Harry Selfridge developed close relationships with the media to ensure that his store and its opening were properly publicized. The opening week ad campaign relied mainly on unpaid promotions in the form of news articles in newspapers, magazines, and journals. As time progressed, Selfridge took the more traditional form of marketing by writing daily columns under the pen name Callisthenes. Overall, however, one of the most effective marketing tools proved to be the opening week cartoons focusing on the grand event. Selfridge enlisted the help of thirty-eight of London’s top illustrators to draw hundreds of full page, half page, and quarter page advertisements for eighteen newspapers.
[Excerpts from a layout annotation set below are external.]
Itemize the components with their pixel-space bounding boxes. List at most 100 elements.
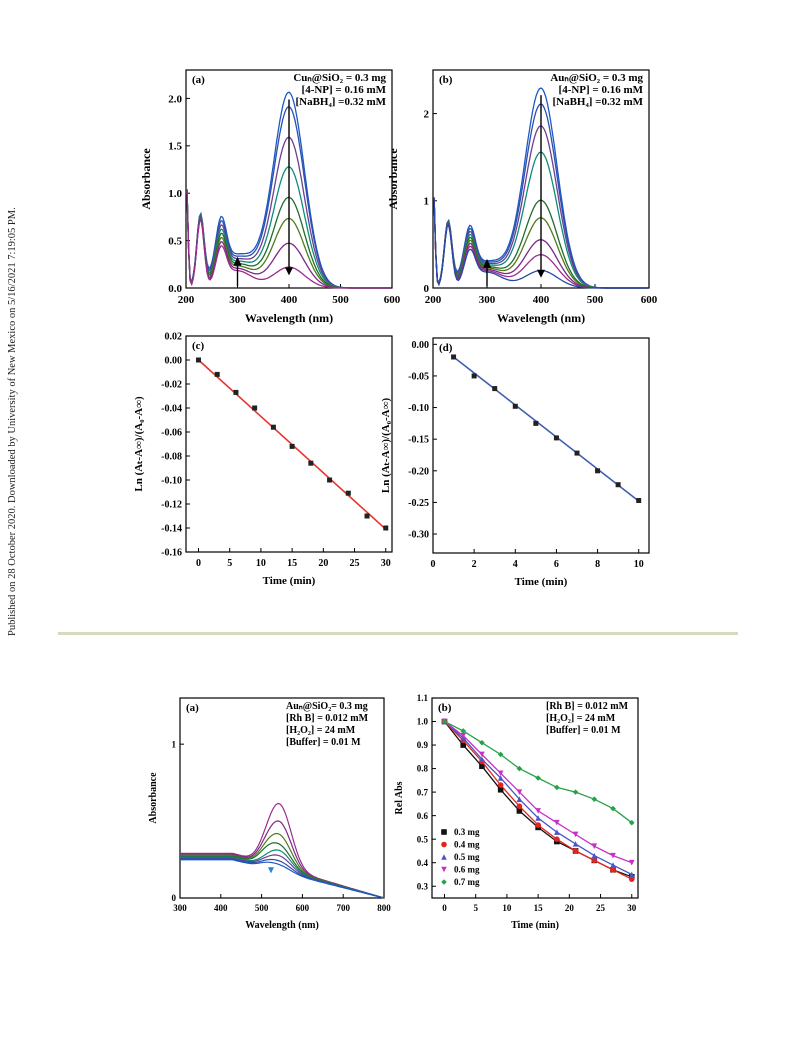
y-tick-label: -0.08	[161, 452, 182, 463]
y-tick-label: 1	[424, 196, 430, 208]
y-tick-label: -0.06	[161, 428, 182, 439]
x-tick-label: 0	[196, 558, 201, 569]
x-tick-label: 600	[296, 903, 310, 913]
x-tick-label: 600	[641, 294, 658, 306]
annotation-line: Auₙ@SiO₂ = 0.3 mg	[550, 72, 643, 84]
data-point	[516, 796, 523, 802]
data-point	[479, 756, 485, 762]
x-tick-label: 30	[627, 903, 637, 913]
x-axis-title: Time (min)	[263, 575, 316, 587]
data-point	[535, 775, 541, 781]
y-axis-title: Absorbance	[139, 148, 153, 210]
x-tick-label: 400	[281, 294, 298, 306]
annotation-line: [H₂O₂] = 24 mM	[286, 725, 356, 736]
annotation-line: [Buffer] = 0.01 M	[286, 737, 361, 748]
y-tick-label: 0.6	[417, 811, 429, 821]
spectrum-line	[180, 854, 385, 899]
y-tick-label: 1	[172, 739, 177, 749]
y-tick-label: -0.30	[408, 530, 429, 541]
data-point	[308, 460, 314, 466]
data-point	[554, 836, 560, 842]
x-tick-label: 15	[534, 903, 544, 913]
annotation-line: Cuₙ@SiO₂ = 0.3 mg	[293, 72, 386, 84]
data-point	[554, 784, 560, 791]
data-point	[516, 808, 523, 814]
y-tick-label: -0.16	[161, 548, 182, 559]
y-tick-label: 1.0	[168, 188, 182, 200]
y-tick-label: -0.10	[408, 403, 429, 414]
up-arrow-head	[233, 256, 242, 266]
y-tick-label: -0.14	[161, 524, 182, 535]
data-point	[615, 482, 621, 488]
legend-label: 0.5 mg	[454, 852, 480, 862]
y-tick-label: -0.05	[408, 371, 429, 382]
panel-label: (a)	[192, 74, 205, 86]
x-tick-label: 6	[554, 559, 559, 570]
data-point	[479, 739, 485, 746]
data-point	[195, 357, 201, 363]
x-tick-label: 200	[425, 294, 442, 306]
x-tick-label: 600	[384, 294, 401, 306]
data-point	[636, 498, 642, 504]
x-tick-label: 15	[287, 558, 297, 569]
chart-panel-5: 0 5 10 15 20 25 30 1.1 1.0 0.9 0.8 0.7 0.6 0.5 0.4 0.3 T…	[394, 693, 639, 931]
annotation-line: [4-NP] = 0.16 mM	[302, 84, 387, 96]
y-tick-label: 0.0	[168, 283, 182, 295]
data-point	[497, 782, 504, 788]
spectrum-line	[180, 858, 385, 899]
data-point	[572, 831, 579, 838]
x-tick-label: 10	[256, 558, 266, 569]
annotation-line: [Rh B] = 0.012 mM	[286, 713, 369, 724]
x-tick-label: 30	[381, 558, 391, 569]
y-tick-label: -0.04	[161, 404, 182, 415]
data-point	[595, 468, 601, 474]
data-point	[572, 789, 579, 795]
data-point	[628, 871, 635, 878]
y-axis-title: Absorbance	[386, 148, 400, 210]
data-point	[270, 424, 276, 430]
up-arrow-head	[483, 258, 491, 268]
data-point	[492, 386, 498, 392]
data-point	[591, 852, 598, 859]
legend-marker	[441, 829, 447, 835]
annotation-line: Auₙ@SiO₂= 0.3 mg	[286, 701, 368, 712]
x-axis-title: Wavelength (nm)	[497, 311, 585, 325]
plot-frame	[431, 697, 639, 899]
spectrum-line	[180, 802, 385, 899]
data-point	[252, 405, 258, 411]
y-tick-label: -0.10	[161, 476, 182, 487]
panel-label: (a)	[186, 702, 199, 714]
data-point	[628, 819, 635, 826]
y-tick-label: 0.5	[168, 235, 182, 247]
y-tick-label: 1.0	[417, 717, 429, 727]
data-point	[628, 859, 635, 866]
x-tick-label: 10	[502, 903, 512, 913]
publication-side-note: Published on 28 October 2020. Downloaded…	[0, 0, 30, 1039]
x-tick-label: 300	[479, 294, 496, 306]
y-axis-title: Ln (Aₜ-A∞)/(A₀-A∞)	[380, 398, 392, 494]
annotation-line: [4-NP] = 0.16 mM	[559, 84, 644, 96]
data-point	[516, 803, 523, 810]
y-tick-label: 1.5	[168, 141, 182, 153]
y-tick-label: -0.15	[408, 435, 429, 446]
plot-frame	[179, 697, 385, 899]
x-tick-label: 0	[442, 903, 447, 913]
panel-label: (b)	[438, 702, 452, 714]
annotation-line: [Rh B] = 0.012 mM	[546, 701, 629, 712]
data-point	[610, 866, 616, 873]
chart-panel-1: 200 300 400 500 600 0 1 2 Wavelength (nm) Absorba…	[386, 69, 658, 325]
y-tick-label: -0.12	[161, 500, 182, 511]
annotation-line: [Buffer] = 0.01 M	[546, 725, 621, 736]
data-point	[451, 354, 457, 360]
data-point	[610, 805, 616, 812]
data-point	[628, 876, 635, 882]
data-point	[233, 389, 239, 395]
x-axis-title: Wavelength (nm)	[245, 920, 319, 931]
x-tick-label: 500	[255, 903, 269, 913]
x-tick-label: 8	[595, 559, 600, 570]
annotation-line: [H₂O₂] = 24 mM	[546, 713, 616, 724]
x-tick-label: 500	[587, 294, 604, 306]
y-axis-title: Absorbance	[148, 772, 159, 824]
x-tick-label: 20	[565, 903, 575, 913]
y-tick-label: 0.02	[165, 332, 183, 343]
The marketing continued on opening day itself. Touted as “London’s Greatest Store,” Selfridges immediately became a cultural and social phenomenon. From the store's soft lighting to the general absence of price tags to live music from string quartets, every detail of the opening was purposeful to draw people into the entire shopping experience and make each shopper feel unique. At Selfridges, shoppers entered another world in which they became "guests," as the store referred to them, and could purchase unique items that differed from the material goods sold in other stores.

==Controversies==
- After protests by animal welfare advocates, in November 2009 Selfridges agreed to stop selling foie gras (a delicacy made from the livers of forcibly fattened ducks and geese).
- In July 2010, Selfridges apologized publicly after its Manchester store displayed an Alexander McQueen garment hanging from a gallows-like structure, just months after the designer committed suicide by hanging.
- In September 2013, the store suspended a shop assistant who refused to serve a friend of Tommy Robinson.
- In February 2015, one of Selfridges' stores in Manchester installed so-called anti-homeless spikes.

==In culture==
ITV and Masterpiece produced a series entitled Mr Selfridge, which aired from 2013 to 2016.

Selfridges was also featured in the 2017 movie Wonder Woman as the shop where Steve Trevor takes Diana Prince to give her a more contemporary appearance to blend in.

The brand has worked with artists like Jaden Smith and others throughout its history.